[Footnote 2: Monroe, Cyclopaedia of Education, vol. iv., p. 406.]
[Footnote 3: Russell, The Free Negro in Virginia, in J.H.U. Studies,
Series xxxi., No. 3, p. 107.]
[Footnote 4: Meade, Old Families and Churches in Virginia, pp. 264-65.]
[Footnote 5: Ashe, History of North Carolina, pp. 389-90.]
This favorable attitude toward the people of color, and the successful work among them, caused the opponents of this policy to speak out boldly against their enlightenment. Some asserted that the Negroes were such stubborn creatures that there could be no such close dealing with them, and that even when converted they became saucier than pious. Others maintained that these bondmen were so ignorant and indocile, so far gone in their wickedness, so confirmed in their habit of evil ways, that it was vain to undertake to teach them such knowledge. Less cruel slaveholders had thought of getting out of the difficulty by the excuse that the instruction of Negroes required more time and labor than masters could well spare from their business. Then there were others who frankly confessed that, being an ignorant and unlearned people themselves, they could not teach others.[1]
[Footnote 1: For a summary of this argument see Meade, Four Sermons of Reverend Bacon, pp. 81-97; also, A Letter to an American Planter from his Friend in London, p. 5.]
Seeing that many leading planters had been influenced by those opposed to the enlightenment of Negroes, Bishop Gibson of London issued an appeal in behalf of the bondmen, addressing the clergy and laymen in two letters[1] published in London in 1727. In one he exhorted masters and mistresses of families to encourage and promote the instruction of their Negroes in the Christian faith. In the other epistle he directed the missionaries of the colonies to give to this work whatever assistance they could. Writing to the slaveholders, he took the position that considering the greatness of the profit from the labor of the slaves it might be hoped that all masters, those especially who were possessed of considerable numbers, should be at some expense in providing for the instruction of those poor creatures. He thought that others who did not own so many should share in the expense of maintaining for them a common teacher.
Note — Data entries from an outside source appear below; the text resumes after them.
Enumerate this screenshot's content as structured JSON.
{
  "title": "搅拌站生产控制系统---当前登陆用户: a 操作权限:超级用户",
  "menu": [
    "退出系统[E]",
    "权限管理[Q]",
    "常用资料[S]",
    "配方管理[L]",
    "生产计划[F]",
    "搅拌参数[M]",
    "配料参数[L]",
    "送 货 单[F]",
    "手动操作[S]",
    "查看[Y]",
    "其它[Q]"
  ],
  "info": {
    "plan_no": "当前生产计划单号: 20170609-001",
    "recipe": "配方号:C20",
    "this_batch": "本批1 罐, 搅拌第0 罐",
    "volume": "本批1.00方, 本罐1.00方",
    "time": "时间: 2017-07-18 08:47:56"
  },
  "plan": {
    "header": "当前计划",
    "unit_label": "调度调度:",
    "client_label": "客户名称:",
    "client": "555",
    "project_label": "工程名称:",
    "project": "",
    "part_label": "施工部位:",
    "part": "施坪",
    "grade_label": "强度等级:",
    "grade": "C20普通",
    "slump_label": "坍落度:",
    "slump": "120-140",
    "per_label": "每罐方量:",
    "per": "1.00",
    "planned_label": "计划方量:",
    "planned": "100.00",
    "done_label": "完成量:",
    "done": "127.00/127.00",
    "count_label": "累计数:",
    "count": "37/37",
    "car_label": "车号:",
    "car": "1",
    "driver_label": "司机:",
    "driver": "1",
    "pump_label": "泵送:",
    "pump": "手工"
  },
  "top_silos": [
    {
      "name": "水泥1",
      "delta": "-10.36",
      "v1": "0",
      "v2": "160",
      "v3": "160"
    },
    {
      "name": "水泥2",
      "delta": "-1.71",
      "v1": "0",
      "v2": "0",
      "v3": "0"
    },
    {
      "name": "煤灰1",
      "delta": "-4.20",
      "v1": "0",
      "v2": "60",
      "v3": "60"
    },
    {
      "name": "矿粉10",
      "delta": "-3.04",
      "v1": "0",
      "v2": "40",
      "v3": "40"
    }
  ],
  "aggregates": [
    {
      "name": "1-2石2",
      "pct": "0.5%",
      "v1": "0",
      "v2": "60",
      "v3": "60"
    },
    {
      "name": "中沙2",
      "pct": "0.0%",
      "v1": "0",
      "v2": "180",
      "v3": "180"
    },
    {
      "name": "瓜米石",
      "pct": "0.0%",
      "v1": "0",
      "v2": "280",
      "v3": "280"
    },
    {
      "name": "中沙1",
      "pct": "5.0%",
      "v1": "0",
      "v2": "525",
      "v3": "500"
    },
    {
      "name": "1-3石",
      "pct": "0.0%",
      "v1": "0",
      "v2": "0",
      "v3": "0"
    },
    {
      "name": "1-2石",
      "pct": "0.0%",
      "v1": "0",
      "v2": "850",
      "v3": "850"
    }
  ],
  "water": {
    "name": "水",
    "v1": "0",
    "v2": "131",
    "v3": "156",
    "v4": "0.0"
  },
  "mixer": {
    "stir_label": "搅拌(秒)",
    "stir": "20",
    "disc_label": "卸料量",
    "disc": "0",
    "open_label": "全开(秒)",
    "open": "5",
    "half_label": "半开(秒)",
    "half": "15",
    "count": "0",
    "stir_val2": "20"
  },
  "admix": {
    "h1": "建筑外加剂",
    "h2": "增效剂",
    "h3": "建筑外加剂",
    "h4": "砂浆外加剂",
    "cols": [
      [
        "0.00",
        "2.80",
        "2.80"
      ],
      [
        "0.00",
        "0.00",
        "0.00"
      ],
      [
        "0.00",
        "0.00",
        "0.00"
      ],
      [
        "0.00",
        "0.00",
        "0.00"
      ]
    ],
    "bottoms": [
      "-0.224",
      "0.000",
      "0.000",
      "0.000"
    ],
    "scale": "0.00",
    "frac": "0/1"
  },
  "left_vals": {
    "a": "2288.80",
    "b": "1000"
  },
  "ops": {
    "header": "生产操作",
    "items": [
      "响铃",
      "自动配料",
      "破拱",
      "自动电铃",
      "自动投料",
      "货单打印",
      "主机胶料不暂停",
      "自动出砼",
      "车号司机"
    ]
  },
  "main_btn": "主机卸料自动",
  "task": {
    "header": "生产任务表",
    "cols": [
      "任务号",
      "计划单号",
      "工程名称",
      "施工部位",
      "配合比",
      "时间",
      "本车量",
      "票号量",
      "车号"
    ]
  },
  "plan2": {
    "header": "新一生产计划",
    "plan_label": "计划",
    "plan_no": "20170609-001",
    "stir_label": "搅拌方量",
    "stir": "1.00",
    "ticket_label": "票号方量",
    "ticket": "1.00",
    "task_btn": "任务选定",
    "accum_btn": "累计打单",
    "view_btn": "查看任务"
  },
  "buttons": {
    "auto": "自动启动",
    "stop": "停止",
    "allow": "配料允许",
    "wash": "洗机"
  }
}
[Footnote 1: An Account of the Endeavors Used by the Society for the
Propagation of the Gospel in Foreign Parts, pp. 16, 21, and 32; and
Dalcho, An Historical Account, etc., pp. 104 et seq.]
Equally censorious of these neglectful masters was Reverend Thomas Bacon, the rector of the Parish Church in Talbot County, Maryland. In 1749 he set forth his protest in four sermons on "the great and indispensable duty of all Christian masters to bring up their slaves in the knowledge and fear of God."[1] Contending that slaves should enjoy rights like those of servants in the household of the patriarchs, Bacon insisted that next to one's children and brethren by blood, one's servants, and especially one's slaves, stood in the nearest relation to him, and that in return for their drudgery the master owed it to his bondmen to have them enlightened. He believed that the reading and explaining of the Holy Scriptures should be made a stated duty. In the course of time the place of catechist in each family might be supplied out of the intelligent slaves by choosing such among them as were best taught to instruct the rest.[2] He was of the opinion, too, that were some of the slaves taught to read, were they sent to school for that purpose when young, were they given the New Testament and other good books to be read at night to their fellow-servants, such a course would vastly increase their knowledge of God and direct their minds to a serious thought of futurity.[3]
[Footnote 1: Meade, Sermons of Thomas Bacon, pp. 31 et seq.]